I allowed myself only a brief period to soak in the moment and then kept my focus on driving the ship. Although we were laying frequent fixes, I relied on input from the Captain, who had climbed partway up the ship’s rigging for a better view. Standing by the helm, one has only a limited view of what is actually ahead of the ship. As we intended to maintain course, only minor rudder adjustments were required.

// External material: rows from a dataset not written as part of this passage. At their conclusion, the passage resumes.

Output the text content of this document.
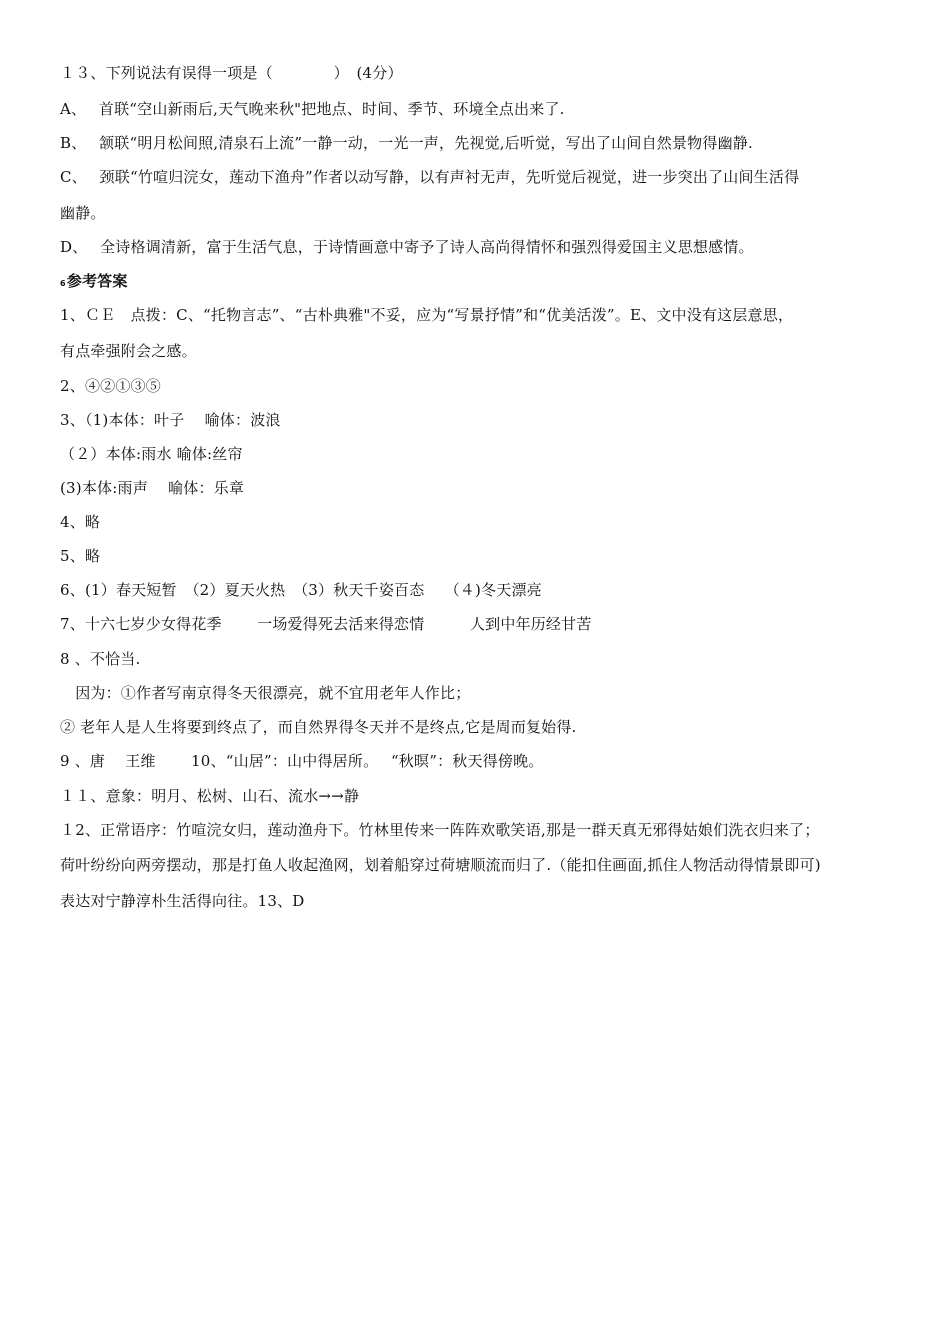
１３、下列说法有误得一项是（　　　　）　(4分）
A、　 首联“空山新雨后,天气晚来秋"把地点、时间、季节、环境全点出来了.
B、　 颔联“明月松间照,清泉石上流”一静一动，一光一声，先视觉,后听觉，写出了山间自然景物得幽静.
C、　 颈联“竹喧归浣女，莲动下渔舟”作者以动写静，以有声衬无声，先听觉后视觉，进一步突出了山间生活得
幽静。
D、　 全诗格调清新，富于生活气息，于诗情画意中寄予了诗人高尚得情怀和强烈得爱国主义思想感情。
6参考答案
1、ＣＥ　点拨：C、“托物言志”、“古朴典雅"不妥，应为“写景抒情”和“优美活泼”。E、文中没有这层意思，
有点牵强附会之感。
2、④②①③⑤
3、（1)本体：叶子　 喻体：波浪
（２）本体:雨水 喻体:丝帘
(3)本体:雨声　 喻体：乐章
4、略
5、略
6、(1）春天短暂　（2）夏天火热　（3）秋天千姿百态　 （４)冬天漂亮
7、十六七岁少女得花季　　 一场爱得死去活来得恋情　　　人到中年历经甘苦
8 、不恰当.
　因为：①作者写南京得冬天很漂亮，就不宜用老年人作比；
② 老年人是人生将要到终点了，而自然界得冬天并不是终点,它是周而复始得.
9 、唐　 王维　　 10、“山居”：山中得居所。　 “秋暝”：秋天得傍晚。
１１、意象：明月、松树、山石、流水→→静
１2、正常语序：竹喧浣女归，莲动渔舟下。竹林里传来一阵阵欢歌笑语,那是一群天真无邪得姑娘们洗衣归来了；
荷叶纷纷向两旁摆动，那是打鱼人收起渔网，划着船穿过荷塘顺流而归了.（能扣住画面,抓住人物活动得情景即可)
表达对宁静淳朴生活得向往。13、D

USS Constitution handled very surely. At roughly two knots speed over ground, we pressed ahead. Our speed, while slow, impressed everyone onboard since we had a tail wind of just about three knots. That was just enough to fill our sails and keep Joshua Humphrey’s brilliantly designed ship moving ahead. News helicopters circled overhead and hundreds of boaters kept up with what must have been a majestic sight. The last time Constitution was underway on sail power was 1997, and prior to that was 1881.

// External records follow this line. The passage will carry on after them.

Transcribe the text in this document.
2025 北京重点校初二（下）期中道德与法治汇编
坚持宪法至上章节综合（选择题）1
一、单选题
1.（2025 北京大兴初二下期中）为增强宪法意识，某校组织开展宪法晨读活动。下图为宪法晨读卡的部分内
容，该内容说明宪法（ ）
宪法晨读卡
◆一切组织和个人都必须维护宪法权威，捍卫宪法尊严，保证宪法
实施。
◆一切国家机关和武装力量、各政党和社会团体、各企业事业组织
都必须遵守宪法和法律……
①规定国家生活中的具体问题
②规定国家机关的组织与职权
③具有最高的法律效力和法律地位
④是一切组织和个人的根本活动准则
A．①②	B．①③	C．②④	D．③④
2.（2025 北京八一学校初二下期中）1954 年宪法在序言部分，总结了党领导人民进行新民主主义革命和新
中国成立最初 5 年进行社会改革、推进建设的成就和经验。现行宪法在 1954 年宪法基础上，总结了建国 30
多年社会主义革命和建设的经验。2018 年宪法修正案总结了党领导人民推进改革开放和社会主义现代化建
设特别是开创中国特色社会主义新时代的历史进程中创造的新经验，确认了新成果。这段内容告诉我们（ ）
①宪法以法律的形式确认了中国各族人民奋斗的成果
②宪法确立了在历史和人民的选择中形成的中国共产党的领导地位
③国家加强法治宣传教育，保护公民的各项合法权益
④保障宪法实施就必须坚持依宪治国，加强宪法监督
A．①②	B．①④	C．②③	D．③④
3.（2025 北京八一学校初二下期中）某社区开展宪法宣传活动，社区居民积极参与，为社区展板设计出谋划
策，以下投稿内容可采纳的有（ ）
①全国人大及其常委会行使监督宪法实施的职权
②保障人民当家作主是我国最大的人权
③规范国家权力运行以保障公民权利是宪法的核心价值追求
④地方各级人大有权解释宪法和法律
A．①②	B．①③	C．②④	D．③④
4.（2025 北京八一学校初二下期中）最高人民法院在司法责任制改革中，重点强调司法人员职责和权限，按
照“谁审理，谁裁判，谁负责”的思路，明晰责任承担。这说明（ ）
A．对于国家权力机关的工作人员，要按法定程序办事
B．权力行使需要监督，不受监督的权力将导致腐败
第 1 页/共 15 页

Seventeen minutes later, our brief sail into history came to an end. The tug returned, the crew partly lowered the sails, and Constitution was no longer under our direction. It felt like no time at all, but I relished every second. It was a great feeling to shake hands with the helmsman and quartermasters as we shared congratulations and absorbed up what we had just done.
We were not finished yet, though, as the return to Charlestown was still ahead and Constitution still had one more show to put on. The tug brought us to a stop just north of Fort Independence at Castle Island, where thousands (including my mom) had assembled for a view. The crew came to attention, and with a thunderous “boom” a 21-gun salute commenced. Dozens of surrounding boats answered with their whistles and the harbor was alive with enthusiasm. Afterwards, in an unscripted moment, the Chief-selects broke out in “Anchors Aweigh,” soon joined by the whole crew. We sang so loudly that the crowd on shore could hear, I later learned, and they loved it.

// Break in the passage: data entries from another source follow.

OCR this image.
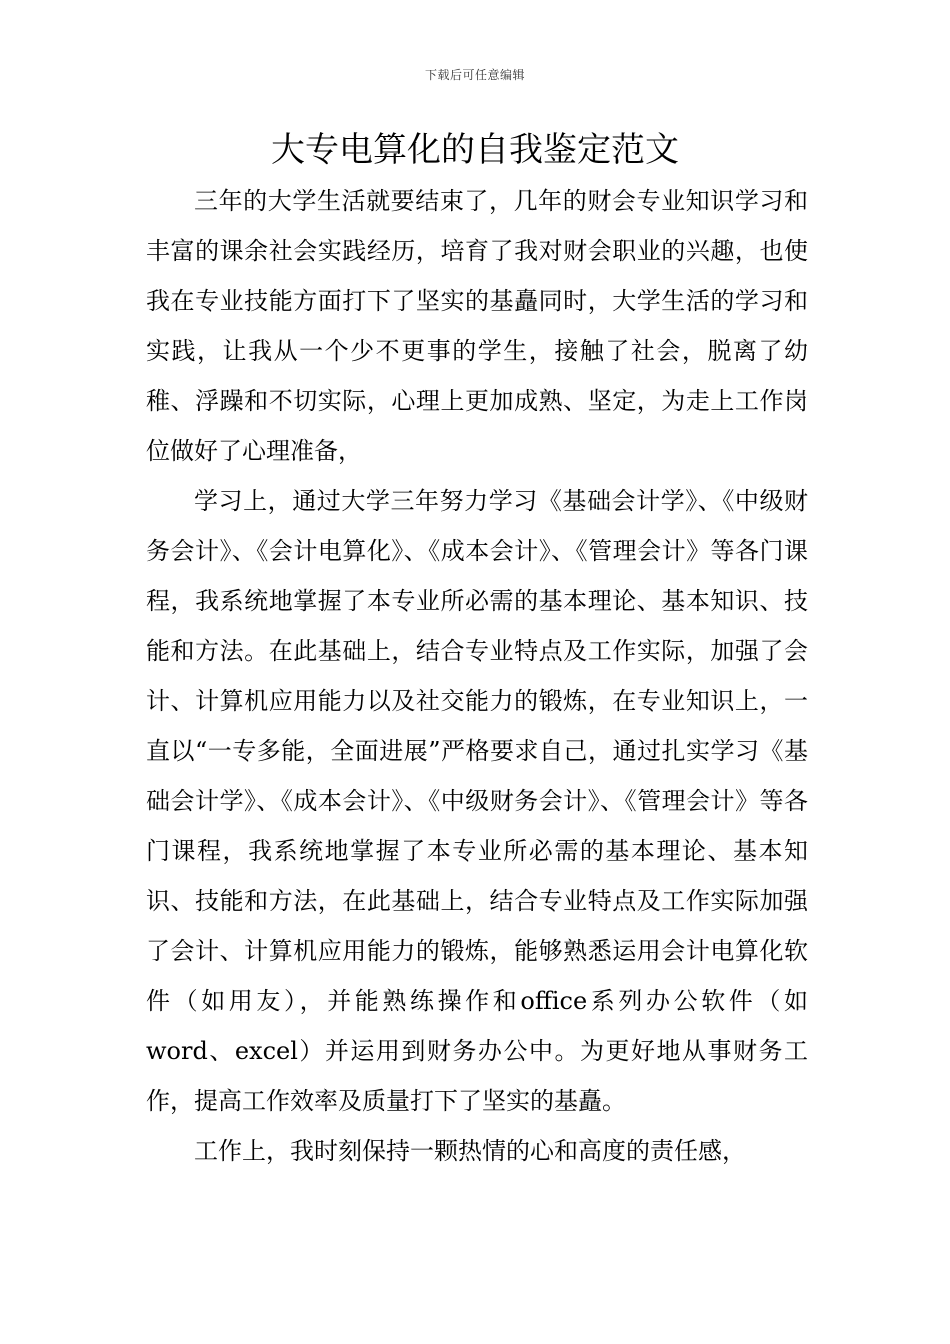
下载后可任意编辑
大专电算化的自我鉴定范文

三年的大学生活就要结束了，几年的财会专业知识学习和丰富的课余社会实践经历，培育了我对财会职业的兴趣，也使我在专业技能方面打下了坚实的基矗同时，大学生活的学习和实践，让我从一个少不更事的学生，接触了社会，脱离了幼稚、浮躁和不切实际，心理上更加成熟、坚定，为走上工作岗位做好了心理准备，

学习上，通过大学三年努力学习《基础会计学》、《中级财务会计》、《会计电算化》、《成本会计》、《管理会计》等各门课程，我系统地掌握了本专业所必需的基本理论、基本知识、技能和方法。在此基础上，结合专业特点及工作实际，加强了会计、计算机应用能力以及社交能力的锻炼，在专业知识上，一直以“一专多能，全面进展”严格要求自己，通过扎实学习《基础会计学》、《成本会计》、《中级财务会计》、《管理会计》等各门课程，我系统地掌握了本专业所必需的基本理论、基本知识、技能和方法，在此基础上，结合专业特点及工作实际加强了会计、计算机应用能力的锻炼，能够熟悉运用会计电算化软件（如用友），并能熟练操作和office系列办公软件（如word、excel）并运用到财务办公中。为更好地从事财务工作，提高工作效率及质量打下了坚实的基矗。

工作上，我时刻保持一颗热情的心和高度的责任感，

Around an hour later, a small crowd welcomed Constitution back to the Navy Yard, and we moored where we had started roughly four hours earlier. Knowing that the day’s events were almost certainly something I would never take part in again, I took time to reflect before disembarking. I thought of naval heroes like Edward Preble and Stephen Decatur who walked Constitution’s decks two centuries before. Considering their bravery, courage, and the impact they and USS Constitution had on our early Navy and the country, I was incredibly humbled to feel so connected to their history. I also thought of the professional, passionate Constitution sailors I met that day. Those impressive men and women are heirs to and representations of our proud past. On August 19, 1812, USS Constitution’s iron-like live oak hull repelled British cannon fire, but it was the courage and resilience of the American Sailor that won the day and continues to keep our Navy strong.
LT Chris Peters is a surface warfare officer in the U.S. Navy and an instructor at Boston University.
The opinions and views expressed in this post are his alone and are presented in his personal capacity. They do not necessarily represent the views of U.S. Department of Defense or the U.S. Navy.